Gegen acht Uhr betraten wir das kleine Logo, in dem sich schon bald die ersten Leute – wie es bei derartiger Musik ja durchaus üblich ist – auf den Boden setzten und fleißig Tüten drehten. An die Einhaltung des allgemeinen Rauchverbotes war an diesem Abend natürlich nicht zu denken, aber irgendwie gehört zu Widmanns Auftritten eben auch Tabak- und Spezialgemüse-geschwängerte Luft.

Um kurz nach neun betraten das erste Mal die Künstler die Bühne, um die Gäste zu begrüßen und den Ablauf des Abends anzukündigen. Als erster Musikant war der mir vorher unbekannte KRISS COLOGNE an der Reihe, der das Standardrepertoire des „Liedermachings“ – freche und manchmal nachdenkliche Texte, gepaart mit dezenter Akustikgitarre – um HipHop-Rhythmen erweiterte. Eine Besonderheit seines Sounds ist der Einsatz eines Elektro-Schlagzeugs, welches über „Tasten“ an seiner Gitarre ausgelöst wird. Zunächst war dies gar nicht zu bemerken und mir stieß die vermeintlich von Band kommende Begleitung sauer auf, bis dies aber später zu meiner Zufriedenheit aufgeklärt wurde.
KRISS machte seine Sache als Anheizer ordentlich, blieb aber noch um einiges hinter dem Können der Hauptakteure zurück. Seine Reime ließen Witz vermissen, und ein ums andere Mal wollte ich ihm fünf Euro fürs Phrasenschwein aus der Tasche ziehen (ausgelutscht sind einfach Sätze wie „Ich packe meine Sachen…“ „Du erntest, was du säst…“ usw.). Jedoch konnte er sich zum Schluss mit der Aussage, das einzige Blatt, was er vor den Mund nähme, sei ein Pape zum Tütendrehen, ganz gut rehabilitieren. Dass aber keiner mit ihm „bouncen“ wollte, kann einem Leid tun oder nicht, er schien jedoch zufrieden mit der Ausbeute an Applaus.
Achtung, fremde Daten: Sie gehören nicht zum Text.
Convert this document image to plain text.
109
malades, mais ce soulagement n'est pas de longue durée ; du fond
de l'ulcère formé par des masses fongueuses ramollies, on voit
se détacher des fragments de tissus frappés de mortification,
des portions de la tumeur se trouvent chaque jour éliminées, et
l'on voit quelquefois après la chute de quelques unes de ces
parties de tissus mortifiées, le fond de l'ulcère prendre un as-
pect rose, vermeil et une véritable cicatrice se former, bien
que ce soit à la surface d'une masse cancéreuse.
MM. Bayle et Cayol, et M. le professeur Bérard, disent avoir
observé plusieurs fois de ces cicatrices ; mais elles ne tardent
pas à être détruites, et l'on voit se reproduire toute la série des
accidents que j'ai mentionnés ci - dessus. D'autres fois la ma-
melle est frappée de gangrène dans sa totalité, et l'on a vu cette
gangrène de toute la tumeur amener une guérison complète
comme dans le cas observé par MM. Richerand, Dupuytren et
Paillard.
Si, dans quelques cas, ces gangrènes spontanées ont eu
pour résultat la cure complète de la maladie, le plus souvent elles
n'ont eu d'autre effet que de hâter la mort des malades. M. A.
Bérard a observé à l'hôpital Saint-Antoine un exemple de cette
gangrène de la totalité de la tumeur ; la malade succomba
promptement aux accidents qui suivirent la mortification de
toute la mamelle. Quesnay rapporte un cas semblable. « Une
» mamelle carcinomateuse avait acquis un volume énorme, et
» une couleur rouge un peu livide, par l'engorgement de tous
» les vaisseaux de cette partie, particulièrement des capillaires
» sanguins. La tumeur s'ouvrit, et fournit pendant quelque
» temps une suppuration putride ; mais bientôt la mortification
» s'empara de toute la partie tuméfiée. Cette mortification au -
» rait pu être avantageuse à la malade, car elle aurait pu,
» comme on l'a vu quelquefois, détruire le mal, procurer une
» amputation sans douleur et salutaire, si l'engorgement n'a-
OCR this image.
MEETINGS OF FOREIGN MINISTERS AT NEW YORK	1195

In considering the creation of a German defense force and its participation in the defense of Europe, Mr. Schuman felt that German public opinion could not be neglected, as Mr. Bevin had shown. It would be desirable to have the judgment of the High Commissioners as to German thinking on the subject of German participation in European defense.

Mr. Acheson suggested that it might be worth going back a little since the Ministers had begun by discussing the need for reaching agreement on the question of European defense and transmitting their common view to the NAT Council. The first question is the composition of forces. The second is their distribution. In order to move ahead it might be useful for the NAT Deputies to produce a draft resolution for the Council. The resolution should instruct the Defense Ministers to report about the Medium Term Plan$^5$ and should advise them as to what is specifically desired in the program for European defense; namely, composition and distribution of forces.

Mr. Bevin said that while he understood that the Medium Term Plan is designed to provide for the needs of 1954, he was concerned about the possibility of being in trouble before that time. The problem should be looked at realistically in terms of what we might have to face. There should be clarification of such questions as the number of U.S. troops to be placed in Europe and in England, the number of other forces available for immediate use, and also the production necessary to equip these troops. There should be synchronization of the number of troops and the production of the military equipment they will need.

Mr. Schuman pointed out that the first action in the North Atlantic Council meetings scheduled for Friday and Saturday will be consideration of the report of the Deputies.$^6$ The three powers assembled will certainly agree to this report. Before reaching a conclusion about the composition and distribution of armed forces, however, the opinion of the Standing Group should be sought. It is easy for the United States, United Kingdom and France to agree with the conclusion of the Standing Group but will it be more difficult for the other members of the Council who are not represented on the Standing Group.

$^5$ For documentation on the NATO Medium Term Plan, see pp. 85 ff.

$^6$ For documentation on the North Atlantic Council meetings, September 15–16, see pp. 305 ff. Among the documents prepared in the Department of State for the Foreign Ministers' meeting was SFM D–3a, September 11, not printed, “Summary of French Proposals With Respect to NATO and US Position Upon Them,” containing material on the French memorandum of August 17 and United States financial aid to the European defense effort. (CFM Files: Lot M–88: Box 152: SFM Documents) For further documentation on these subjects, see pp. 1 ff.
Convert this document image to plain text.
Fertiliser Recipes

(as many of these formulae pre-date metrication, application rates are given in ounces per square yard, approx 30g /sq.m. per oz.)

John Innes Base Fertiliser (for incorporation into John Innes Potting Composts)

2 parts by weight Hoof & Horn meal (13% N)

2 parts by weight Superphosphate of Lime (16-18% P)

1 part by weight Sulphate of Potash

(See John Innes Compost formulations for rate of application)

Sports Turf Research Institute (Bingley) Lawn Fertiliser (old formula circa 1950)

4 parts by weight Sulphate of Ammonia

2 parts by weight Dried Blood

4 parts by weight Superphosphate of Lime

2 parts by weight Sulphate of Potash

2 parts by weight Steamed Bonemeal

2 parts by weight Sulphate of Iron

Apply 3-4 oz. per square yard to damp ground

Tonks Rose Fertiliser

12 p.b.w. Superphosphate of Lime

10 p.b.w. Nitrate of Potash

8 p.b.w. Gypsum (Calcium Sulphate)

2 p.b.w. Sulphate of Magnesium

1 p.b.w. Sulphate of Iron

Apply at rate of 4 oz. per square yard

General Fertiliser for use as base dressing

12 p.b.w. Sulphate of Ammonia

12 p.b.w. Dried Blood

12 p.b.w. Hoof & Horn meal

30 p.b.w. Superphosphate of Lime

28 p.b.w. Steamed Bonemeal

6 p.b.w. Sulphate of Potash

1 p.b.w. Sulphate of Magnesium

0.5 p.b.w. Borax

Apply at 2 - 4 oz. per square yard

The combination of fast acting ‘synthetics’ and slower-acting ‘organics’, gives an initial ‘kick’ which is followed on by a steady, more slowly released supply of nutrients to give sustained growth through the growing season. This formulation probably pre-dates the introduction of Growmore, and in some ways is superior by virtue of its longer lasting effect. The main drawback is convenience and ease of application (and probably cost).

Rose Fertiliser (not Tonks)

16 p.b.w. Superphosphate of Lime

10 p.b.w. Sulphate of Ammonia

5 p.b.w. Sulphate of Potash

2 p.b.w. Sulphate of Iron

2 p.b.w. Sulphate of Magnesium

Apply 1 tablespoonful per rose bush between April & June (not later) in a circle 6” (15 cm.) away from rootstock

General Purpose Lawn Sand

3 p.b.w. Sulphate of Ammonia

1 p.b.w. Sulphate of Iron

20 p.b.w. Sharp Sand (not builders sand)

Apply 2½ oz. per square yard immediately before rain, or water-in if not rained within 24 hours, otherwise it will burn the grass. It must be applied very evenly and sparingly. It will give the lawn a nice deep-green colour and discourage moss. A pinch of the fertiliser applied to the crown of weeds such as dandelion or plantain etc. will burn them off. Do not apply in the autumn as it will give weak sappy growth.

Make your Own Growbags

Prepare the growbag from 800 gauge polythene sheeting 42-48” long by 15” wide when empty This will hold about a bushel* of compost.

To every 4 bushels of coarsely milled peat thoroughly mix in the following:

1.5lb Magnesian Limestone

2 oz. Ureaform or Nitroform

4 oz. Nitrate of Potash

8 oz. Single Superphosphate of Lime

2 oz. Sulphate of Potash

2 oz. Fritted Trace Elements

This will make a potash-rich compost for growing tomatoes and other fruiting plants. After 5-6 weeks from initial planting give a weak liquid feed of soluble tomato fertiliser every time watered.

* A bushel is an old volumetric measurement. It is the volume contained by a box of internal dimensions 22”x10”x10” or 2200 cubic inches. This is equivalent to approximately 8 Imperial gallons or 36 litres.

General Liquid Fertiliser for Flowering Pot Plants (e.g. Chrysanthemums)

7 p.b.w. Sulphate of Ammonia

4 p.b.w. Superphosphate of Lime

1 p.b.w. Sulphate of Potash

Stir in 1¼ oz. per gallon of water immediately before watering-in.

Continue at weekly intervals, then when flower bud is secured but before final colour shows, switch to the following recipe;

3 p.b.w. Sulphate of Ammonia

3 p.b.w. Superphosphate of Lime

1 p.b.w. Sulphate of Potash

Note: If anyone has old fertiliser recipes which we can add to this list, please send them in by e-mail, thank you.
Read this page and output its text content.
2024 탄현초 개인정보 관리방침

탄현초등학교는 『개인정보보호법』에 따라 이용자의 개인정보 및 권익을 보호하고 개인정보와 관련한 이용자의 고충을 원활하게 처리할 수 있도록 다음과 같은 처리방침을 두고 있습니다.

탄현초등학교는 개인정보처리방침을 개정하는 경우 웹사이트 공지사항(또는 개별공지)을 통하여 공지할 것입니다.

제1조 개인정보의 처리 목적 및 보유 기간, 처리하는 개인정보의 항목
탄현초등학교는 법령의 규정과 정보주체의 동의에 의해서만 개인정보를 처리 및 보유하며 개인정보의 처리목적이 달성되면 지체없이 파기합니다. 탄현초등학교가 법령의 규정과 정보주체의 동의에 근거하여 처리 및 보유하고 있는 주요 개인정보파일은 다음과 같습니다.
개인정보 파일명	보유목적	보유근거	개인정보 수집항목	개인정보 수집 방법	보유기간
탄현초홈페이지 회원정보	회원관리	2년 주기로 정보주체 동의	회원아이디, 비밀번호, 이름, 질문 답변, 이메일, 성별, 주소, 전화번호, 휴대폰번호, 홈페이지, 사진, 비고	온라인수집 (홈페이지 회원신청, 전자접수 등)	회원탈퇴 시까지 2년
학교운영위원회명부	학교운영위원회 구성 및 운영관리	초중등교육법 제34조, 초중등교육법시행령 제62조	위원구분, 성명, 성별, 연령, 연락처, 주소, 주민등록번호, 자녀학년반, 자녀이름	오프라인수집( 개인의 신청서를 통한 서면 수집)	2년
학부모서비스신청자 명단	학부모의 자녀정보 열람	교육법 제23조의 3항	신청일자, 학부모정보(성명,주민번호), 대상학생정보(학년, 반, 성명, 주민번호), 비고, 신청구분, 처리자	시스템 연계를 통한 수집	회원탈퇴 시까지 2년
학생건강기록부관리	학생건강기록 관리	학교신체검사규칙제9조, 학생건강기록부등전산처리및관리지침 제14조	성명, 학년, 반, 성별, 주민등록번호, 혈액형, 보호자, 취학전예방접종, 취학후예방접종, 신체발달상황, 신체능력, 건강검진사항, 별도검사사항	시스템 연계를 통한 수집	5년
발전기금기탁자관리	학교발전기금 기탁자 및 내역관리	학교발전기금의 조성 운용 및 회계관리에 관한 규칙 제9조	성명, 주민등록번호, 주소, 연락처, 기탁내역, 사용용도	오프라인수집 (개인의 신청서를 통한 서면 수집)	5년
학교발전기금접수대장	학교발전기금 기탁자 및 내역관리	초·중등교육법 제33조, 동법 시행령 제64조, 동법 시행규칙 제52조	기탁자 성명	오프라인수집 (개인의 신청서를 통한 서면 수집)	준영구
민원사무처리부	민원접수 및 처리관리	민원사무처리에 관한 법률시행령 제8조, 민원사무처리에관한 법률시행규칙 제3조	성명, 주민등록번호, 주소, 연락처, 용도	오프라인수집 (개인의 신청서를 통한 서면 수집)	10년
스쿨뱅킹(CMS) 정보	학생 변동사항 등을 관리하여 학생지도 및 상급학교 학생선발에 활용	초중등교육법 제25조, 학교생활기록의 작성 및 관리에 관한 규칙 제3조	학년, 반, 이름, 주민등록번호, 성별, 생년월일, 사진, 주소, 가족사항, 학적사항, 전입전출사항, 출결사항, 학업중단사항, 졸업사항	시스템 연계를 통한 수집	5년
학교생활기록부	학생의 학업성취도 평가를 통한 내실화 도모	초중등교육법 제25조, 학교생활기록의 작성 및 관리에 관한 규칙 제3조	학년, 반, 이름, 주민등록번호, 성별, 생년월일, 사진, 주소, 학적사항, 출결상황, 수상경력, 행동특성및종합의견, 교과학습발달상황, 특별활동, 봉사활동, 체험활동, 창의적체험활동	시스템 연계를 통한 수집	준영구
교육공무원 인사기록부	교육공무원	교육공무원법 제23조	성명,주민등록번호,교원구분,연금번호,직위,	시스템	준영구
Die zweite Runde ging an FRED TIMM und PENSEN, die mir vorher auch nicht auf der Bühne begegnet waren. Da ersterer lange Jahre Mitglied der A-Capella-Gruppe „Norbert und die Feiglinge“ war, konnte das Duo auch aus diesem Repertoire schöpfen. Mit großen Spaßnummern wie „Durchschnitt“, „Opas Grab“, „Nur drei Akkorde“ oder „Stille Nacht“ – natürlich mit großem Mitsingen – hatten die beiden das Hamburger Publikum fest im Griff und sichtlich eine Menge Spaß. Die beiden gut aufgelegten Witzbolde spielten sich nicht nur musikalisch, sondern auch in den Ansagen gekonnt die Bälle zu. Sehr wichtig war den beiden zum Beispiel dem Publikum stets mitzuteilen, wer jetzt welche Art von Gitarre (oder sogar Bass!!!) spielte. Dass hie und da auch ein wenig improvisiert wurde, machte den Auftritt nur noch sympathischer, der nach einigen Songs sein vorläufiges Ende finden sollte.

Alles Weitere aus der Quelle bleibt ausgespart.